The activity was carried out in three sessions, on different days, and was led by the Foundation’s educators, who used a dynamic of play and participative work with the aim of encouraging interest in the students and to generate a link that promotes the protection of the marine environment and nature in general.  The first part took place in the classroom at the individual schools, the second in Loro Parque and the third on board the Freebird One catamaran.

The ‘Discovering Our Sea’ project seeks to: broaden young people’s knowledge of the archipelago’s oceanographic characteristics that make it a biodiversity hotspot; to discover and teach them to appreciate the immense wealth of the islands’ marine fauna, especially the cetacean species that frequent the Canarian coasts; to improve their awareness of the main problems affecting the conservation of the marine environment; and to develop attitudes of respect, care and responsibility for the conservation of the oceans, by strengthening and promoting the use of more sustainable alternatives that reduce the negative impacts of human activity therein.

This Loro Parque Foundation initiative is particularly important given the geographical situation of the Canary Islands, which, together with their oceanographic peculiarities, bring together tropical and subtropical species and temperate water species in their surroundings.  The proximity of bathypelagic and abyssopelagic environments on the coasts makes the archipelagos of the Macaronesian region large oases in the middle of the north-south migratory routes, which favours the presence of the greatest diversity of cetaceans in the entire Atlantic Ocean.

However, these characteristics make oceanic islands more susceptible to various threat factors, such as climate change, pollution or over-fishing, which adversely affect the protection of the oceans and, in particular, the degree of conservation of certain species.

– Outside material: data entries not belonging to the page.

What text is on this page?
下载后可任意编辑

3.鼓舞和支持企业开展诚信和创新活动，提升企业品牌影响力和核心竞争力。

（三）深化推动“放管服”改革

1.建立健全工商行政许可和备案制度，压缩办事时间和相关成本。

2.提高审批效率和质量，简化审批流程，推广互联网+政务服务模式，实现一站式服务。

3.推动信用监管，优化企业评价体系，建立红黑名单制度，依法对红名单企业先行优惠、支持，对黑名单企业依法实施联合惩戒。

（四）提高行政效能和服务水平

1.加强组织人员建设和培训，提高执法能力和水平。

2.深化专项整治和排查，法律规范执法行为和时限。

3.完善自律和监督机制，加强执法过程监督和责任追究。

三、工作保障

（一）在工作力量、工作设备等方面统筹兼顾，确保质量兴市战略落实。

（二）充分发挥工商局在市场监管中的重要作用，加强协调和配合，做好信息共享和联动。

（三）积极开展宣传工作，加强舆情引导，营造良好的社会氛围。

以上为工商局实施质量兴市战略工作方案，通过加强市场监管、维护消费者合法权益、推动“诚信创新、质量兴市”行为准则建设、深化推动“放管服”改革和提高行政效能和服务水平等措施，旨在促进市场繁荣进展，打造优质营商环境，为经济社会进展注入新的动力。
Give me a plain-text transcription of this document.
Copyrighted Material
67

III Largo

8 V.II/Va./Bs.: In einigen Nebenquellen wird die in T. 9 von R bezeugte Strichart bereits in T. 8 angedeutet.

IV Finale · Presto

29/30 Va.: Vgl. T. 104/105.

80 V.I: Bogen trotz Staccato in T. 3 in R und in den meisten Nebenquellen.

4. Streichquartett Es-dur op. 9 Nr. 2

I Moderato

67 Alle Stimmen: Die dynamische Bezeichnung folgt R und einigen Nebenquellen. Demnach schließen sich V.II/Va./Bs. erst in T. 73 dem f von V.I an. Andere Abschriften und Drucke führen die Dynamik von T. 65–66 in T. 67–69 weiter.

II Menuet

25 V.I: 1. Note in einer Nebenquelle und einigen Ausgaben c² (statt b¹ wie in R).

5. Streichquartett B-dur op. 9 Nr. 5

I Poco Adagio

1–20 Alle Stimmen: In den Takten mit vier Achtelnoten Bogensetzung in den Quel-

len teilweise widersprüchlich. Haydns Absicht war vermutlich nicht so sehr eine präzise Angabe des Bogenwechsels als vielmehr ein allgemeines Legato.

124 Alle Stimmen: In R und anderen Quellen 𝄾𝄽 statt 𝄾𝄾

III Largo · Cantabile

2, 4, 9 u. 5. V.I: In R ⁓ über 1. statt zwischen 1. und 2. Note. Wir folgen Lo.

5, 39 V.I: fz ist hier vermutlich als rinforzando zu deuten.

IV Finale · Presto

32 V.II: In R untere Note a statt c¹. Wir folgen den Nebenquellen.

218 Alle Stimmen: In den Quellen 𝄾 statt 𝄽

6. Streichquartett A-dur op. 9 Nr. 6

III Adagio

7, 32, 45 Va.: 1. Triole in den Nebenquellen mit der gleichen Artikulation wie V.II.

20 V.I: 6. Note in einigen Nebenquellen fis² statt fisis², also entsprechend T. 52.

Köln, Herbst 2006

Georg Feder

Preventing the deterioration of the marine biodiversity of the Canary Islands is only possible if its unique richness is known and appreciated, which is why environmental education plays a fundamental role in favour of the conservation of this submerged ‘treasure’, which is as beautiful as it’s fragile.  That’s why the Loro Parque Foundation, through ‘Discovering Our Sea’, aims to involve Canarian schoolchildren to improve their knowledge of the characteristic marine heritage that surrounds them, so that they can be its champions and promote attitudes of respect that result in fostering their conservation and the sustainable use of their resources.

Thus, the Foundation continues to implement educational projects that promote the protection and conservation of nature, in line with the work that has defined its efforts since its creation in 1994.  Aligned with the principles of Loro Parque, a wildlife conservation centre that makes its existence possible thanks to its funding, it has already allocated more than $18,000,000,000 to different ‘in situ’ and ‘ex situ’ conservation projects and has managed to save nine species of parrots from extinction.